GRAVETTE -- Members of the Gravette City Council held their February Committee of the Whole meeting Thursday, Feb. 11, at the Civic Center. Council members Rod Clardy and Margo Thomas attended remotely and the remaining four members attended in-person.
Due to the inclement weather, most city department heads submitted written reports and did not attend in-person.

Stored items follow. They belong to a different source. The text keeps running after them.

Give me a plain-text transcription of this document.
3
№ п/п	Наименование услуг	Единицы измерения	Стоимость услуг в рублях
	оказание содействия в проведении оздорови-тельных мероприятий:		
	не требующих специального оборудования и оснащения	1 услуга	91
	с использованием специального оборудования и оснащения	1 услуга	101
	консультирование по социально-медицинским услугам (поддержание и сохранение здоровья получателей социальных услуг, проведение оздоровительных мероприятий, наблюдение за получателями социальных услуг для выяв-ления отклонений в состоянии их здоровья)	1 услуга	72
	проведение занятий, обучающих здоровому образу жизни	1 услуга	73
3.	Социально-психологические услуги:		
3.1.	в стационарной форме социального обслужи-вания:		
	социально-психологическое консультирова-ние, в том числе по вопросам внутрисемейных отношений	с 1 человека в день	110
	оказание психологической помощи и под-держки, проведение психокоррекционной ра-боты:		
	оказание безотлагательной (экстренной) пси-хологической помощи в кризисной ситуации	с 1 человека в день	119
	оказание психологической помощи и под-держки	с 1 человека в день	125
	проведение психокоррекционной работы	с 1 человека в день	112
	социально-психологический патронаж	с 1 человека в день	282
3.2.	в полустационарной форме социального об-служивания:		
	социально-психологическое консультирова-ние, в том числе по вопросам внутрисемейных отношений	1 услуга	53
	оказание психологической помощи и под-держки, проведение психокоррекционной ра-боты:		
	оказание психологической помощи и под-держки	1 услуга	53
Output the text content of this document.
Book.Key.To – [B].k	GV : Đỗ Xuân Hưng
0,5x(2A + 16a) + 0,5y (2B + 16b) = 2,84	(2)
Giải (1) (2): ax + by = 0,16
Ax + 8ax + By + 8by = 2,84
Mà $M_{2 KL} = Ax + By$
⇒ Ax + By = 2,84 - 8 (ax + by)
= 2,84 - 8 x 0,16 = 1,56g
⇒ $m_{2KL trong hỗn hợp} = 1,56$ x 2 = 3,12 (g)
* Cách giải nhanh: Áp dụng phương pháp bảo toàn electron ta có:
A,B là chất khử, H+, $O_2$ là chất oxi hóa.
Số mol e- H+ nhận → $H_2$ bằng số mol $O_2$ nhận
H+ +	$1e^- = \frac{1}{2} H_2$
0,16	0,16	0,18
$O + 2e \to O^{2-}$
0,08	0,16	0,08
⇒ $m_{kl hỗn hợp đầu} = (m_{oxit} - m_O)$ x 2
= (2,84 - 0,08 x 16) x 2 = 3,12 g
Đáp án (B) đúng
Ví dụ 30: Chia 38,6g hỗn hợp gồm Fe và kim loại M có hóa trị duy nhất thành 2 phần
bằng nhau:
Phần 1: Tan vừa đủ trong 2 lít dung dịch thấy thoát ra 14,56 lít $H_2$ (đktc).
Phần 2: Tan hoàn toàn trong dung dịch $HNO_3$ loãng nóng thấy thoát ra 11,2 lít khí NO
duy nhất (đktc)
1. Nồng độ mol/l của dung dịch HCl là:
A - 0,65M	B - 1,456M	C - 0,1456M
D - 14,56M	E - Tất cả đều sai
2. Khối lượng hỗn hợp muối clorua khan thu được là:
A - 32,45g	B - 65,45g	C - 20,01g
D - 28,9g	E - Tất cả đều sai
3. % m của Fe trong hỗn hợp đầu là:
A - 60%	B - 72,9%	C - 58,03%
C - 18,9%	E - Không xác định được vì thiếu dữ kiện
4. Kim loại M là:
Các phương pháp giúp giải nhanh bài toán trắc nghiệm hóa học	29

David Keck, building inspector and code enforcement officer, gave the first in-person report. He noted that phase two of the walk/bike trail is significantly complete with only final touchups needed, including some minor reworking of the handrail. There is continuing strong interest in both commercial and residential development, he said, and Razor Box Storage has submitted its large-scale development plan for property on Banks Lane in Hiwasse. Planning commission approval has been granted for the project and development plans are now being reviewed.
Keck said two items will be considered at the Feb. 25 council meeting, a conditional use permit for property located at 14823 Cash Springs Road and proposed rezoning of 32.15 acres on North Mt. Pleasant Road, south of the Mt. Pleasant Church and cemetery, from A-1, agricultural, to C-2, commercial. Norma Mendez, the applicant for the conditional use permit, has applied in order to be able to park three dump trucks and other heavy work vehicles on the Cash Springs property owned by Dennis and Brenda Burk. Mayor Kurt Maddox noted that there has been some objection from neighbors who feel the property is too small for such use and the heavy vehicle traffic would be too hard on Gordon Hollow Road, which is off Cash Springs Road and is already in poor condition.
Sam W. Kerr and Marlene Kerr Bush, owners of the N. Mt. Pleasant Road property, request the rezoning in order to convert 20 acres of the property for use as a landscaping business. The remaining 12.15 acres would remain pasture for now.
Tim Dewitt, head of the city's streets and parks departments, reported that employees in his department have been attempting to keep up with the work involved during bad weather. He said planning is already being done to line up lifeguards for the city pool this summer and reported a grant has been received to help fund the construction of new bathrooms at Kindley Park.
The third reading of the proposed city unified development code and a discussion of the renewal of the city's contract for trash removal and recycling service will be on the agenda for the Sept. 25 council meeting.
Brief discussions of the Razor Box Storage large-scale development, the Cash Springs Road conditional use permit and the Mt. Pleasant Road rezoning were held. Phil Sciumbato, who lives at 13348 N. Mt. Pleasant Road, and Dewayne Wilson, who lives at 13388 N. Mt. Pleasant Road, were granted a few minutes to speak regarding the proposed rezoning. Both were opposed to the action.
Sciumbato requested the city not allow commercial development across the road from his home. He said he had a $200,000 investment in his 10 acres and he wanted to "keep it country." He said that he first bought the property in order to have a country lifestyle and he wanted to keep it that way. He argued that he had worked for a landscaping business and it should not take over five acres for such a business, so the rest of the property would probably be used for other enterprises, he said. He feared the rezoning would destroy the value of surrounding property, would cause taxes to increase and would start a "domino effect" where other property down the road would also become commercial.
Wilson said he has lived on his property for 28 years and he enjoys the peace and quiet of his surroundings. He wants to continue to see the cattle on the neighboring property as well as the many deer, raccoons, bobcats and other wildlife. David Keck pointed out that the planning commission has looked at the rezoning but has made no recommendation. He said the city's proposed future use for the surrounding property is residential development.
Carl Rabey, city finance director, gave financial reports for both December and January since he was in the hospital at the time of the January meeting. There was a $109,000 shortfall in December because of two extra payrolls and the employee covid payout. The city "basically broke even" in January, he said, with a $725 surplus for the month. Two resolutions will be passed at the Feb. 25 council meeting, one to approve an adjustment and close out the budget for 2020 and one to approve adjustments for the 2021 budget to allow for grant money left over from 2020 and for one new grant.
Rabey gave an updated report on the bond funds and reported the latest audit has been posted online and is the city's best ever. There were only two minor issues, neither of which was operational.